Most Helpful Girl
Most Helpful Guys
No. It's bad legally and will immediately be blocked by a judge. He should just keep refusing to sign until they pass it. Nobody is leaving the Trump position because of the shutdown, a lot of people are starting to say that it's ridiculous that the democrats are refusing to give him the money. The cost of the shutdown has now exceeded the amount he wants. We already have a lot of walls built. The only reason for continuing to refuse to give the money is that you hate Trump. That doesn't work well.
The short answer is "no," but there are some peculiar twists and qualifications to that. It could be an odd way for the President to gain a minor political victory and to extricate himself - on the dubious assumption that he wants to - from the government shutdown.
To start, the President does have statutory authority to declare a national emergency under the aptly named National Emergencies Act of 1976. Under the terms of that legislation the President must stipulate the need to declare a national emergency and therein lies the rub.
The President's rationale - not his authority to declare such an emergency - would almost certainly be challenged in the courts and at least at the lower court level would likely be blocked. Particularly in the legendary 9th Circuit.
The history is that such declarations invariably go to the Supreme Court and the SC invariably sides with the Executive. However, only under very rare circumstances is such a challenge given expedited consideration and there, from the President's perspective, is the problem. It is possible it could be years and, assuming that the President is not re-elected, it would mean that his win would come after he left office.
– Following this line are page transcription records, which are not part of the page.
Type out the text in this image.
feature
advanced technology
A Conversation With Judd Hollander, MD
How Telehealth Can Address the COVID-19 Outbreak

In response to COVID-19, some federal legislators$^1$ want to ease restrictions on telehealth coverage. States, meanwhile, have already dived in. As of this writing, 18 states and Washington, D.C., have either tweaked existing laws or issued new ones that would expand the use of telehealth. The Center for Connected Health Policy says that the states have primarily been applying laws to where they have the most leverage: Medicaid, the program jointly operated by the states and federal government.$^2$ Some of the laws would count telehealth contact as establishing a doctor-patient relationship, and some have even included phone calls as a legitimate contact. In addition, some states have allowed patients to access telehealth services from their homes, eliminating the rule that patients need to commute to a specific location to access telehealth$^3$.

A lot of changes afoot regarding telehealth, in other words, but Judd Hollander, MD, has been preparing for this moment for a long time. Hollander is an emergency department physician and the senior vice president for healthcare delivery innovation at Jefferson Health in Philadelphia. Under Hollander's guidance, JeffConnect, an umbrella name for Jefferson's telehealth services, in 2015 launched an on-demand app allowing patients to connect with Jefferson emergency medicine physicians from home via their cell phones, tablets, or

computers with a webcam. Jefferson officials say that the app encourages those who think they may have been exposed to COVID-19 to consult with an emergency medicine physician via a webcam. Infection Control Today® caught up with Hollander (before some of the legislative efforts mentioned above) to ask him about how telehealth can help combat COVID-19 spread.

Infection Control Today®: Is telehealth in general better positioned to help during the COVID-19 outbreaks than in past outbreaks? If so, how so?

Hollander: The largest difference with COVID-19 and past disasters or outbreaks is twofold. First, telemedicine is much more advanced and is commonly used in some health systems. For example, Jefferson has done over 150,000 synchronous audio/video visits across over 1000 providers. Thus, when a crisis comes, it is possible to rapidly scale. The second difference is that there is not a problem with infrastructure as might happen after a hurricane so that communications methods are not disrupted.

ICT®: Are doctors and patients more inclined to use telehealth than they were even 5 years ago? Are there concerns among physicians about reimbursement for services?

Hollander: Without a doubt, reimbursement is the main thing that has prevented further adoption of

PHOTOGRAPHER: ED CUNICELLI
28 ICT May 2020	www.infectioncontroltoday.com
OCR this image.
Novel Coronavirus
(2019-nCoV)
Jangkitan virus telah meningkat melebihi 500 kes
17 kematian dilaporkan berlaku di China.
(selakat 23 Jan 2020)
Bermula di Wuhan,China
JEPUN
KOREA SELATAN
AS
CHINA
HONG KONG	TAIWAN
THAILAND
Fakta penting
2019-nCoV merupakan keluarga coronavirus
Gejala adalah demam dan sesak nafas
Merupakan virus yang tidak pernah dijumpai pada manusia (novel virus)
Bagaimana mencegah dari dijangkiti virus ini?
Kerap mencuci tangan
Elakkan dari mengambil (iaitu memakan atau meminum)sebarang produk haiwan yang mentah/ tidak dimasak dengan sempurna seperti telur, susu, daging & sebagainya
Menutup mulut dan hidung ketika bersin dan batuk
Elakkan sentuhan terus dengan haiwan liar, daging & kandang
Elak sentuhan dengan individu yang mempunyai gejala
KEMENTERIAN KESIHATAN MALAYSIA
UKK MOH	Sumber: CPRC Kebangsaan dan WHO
As an aside, the President would almost certainly win a court challenge in the end. The Supreme Court has a tradition of deferring to the Executive in such matters, Indeed, President Carter was the first to use - and be challenged for - a national emergency declaration. Over the swine flu. He won.
That latter point is also relevant for those Democrats who claim that there is no national emergency. For them it is not an emergency - unless government workers don't get their paychecks on time. Unless immigrant children die - as at least two have. Then, well...
The bottom line is that the Court will not second guess the Executive. If the swine flu can pass muster, after all. However, that makes it a dangerous tool. It either sets a precedent that becomes a usurpation of the legitimate powers of Congress, or if the President should lose, the power of the Executive could be circumscribed in ways that might be useful under more urgent circumstances. (See also the terrorist attacks of 9/11 as Exhibit A.)
Summing it up, a national emergency declaration is playing with dynamite and is best left not made. As Burke said, grievances are best endured until they become abuses - and so it is in this case. There is just not enough there, and the danger of a bad precedent is too great for a declaration to be a good idea.
Given this President's proclivity for playing with political dynamite, however, one despairs that he will not wake up one morning and declare an emergency. Not on the basis of any prudent calculation, but because of little more than his transient moods. Interestingly, however, in that connection, the President has one motive to make an emergency declaration as a way to extricate himself from the shutdown and gain a win of sorts.
The President built his reputation as a populist raging against the "Swamp." An emergency declaration divides the GOP overall, but fighting the "establishment" resonates with his core constituency - particularly lower middle income and blue collar workers - within the party.
Were the President to declare an emergency and then be stayed in the courts, it would be a way for him to say that he did all that he could but that the "Swamp" blocked him. That message would undoubtedly ring true to the President's constituency and cause it to rally to his side, thereby also pulling them away from the Democratic party to whom they were previously loyal until the 2016 election.
The President wins by losing - ditto a scenario where he would be abandoned by Congressional Republicans - and perhaps the only thing
mitigating against it is the President's narcissism. He does not like to be seen as losing.
Add it all up, an emergency declaration would be a bad precedent that divides the GOP. Pandora ought not open that particular box.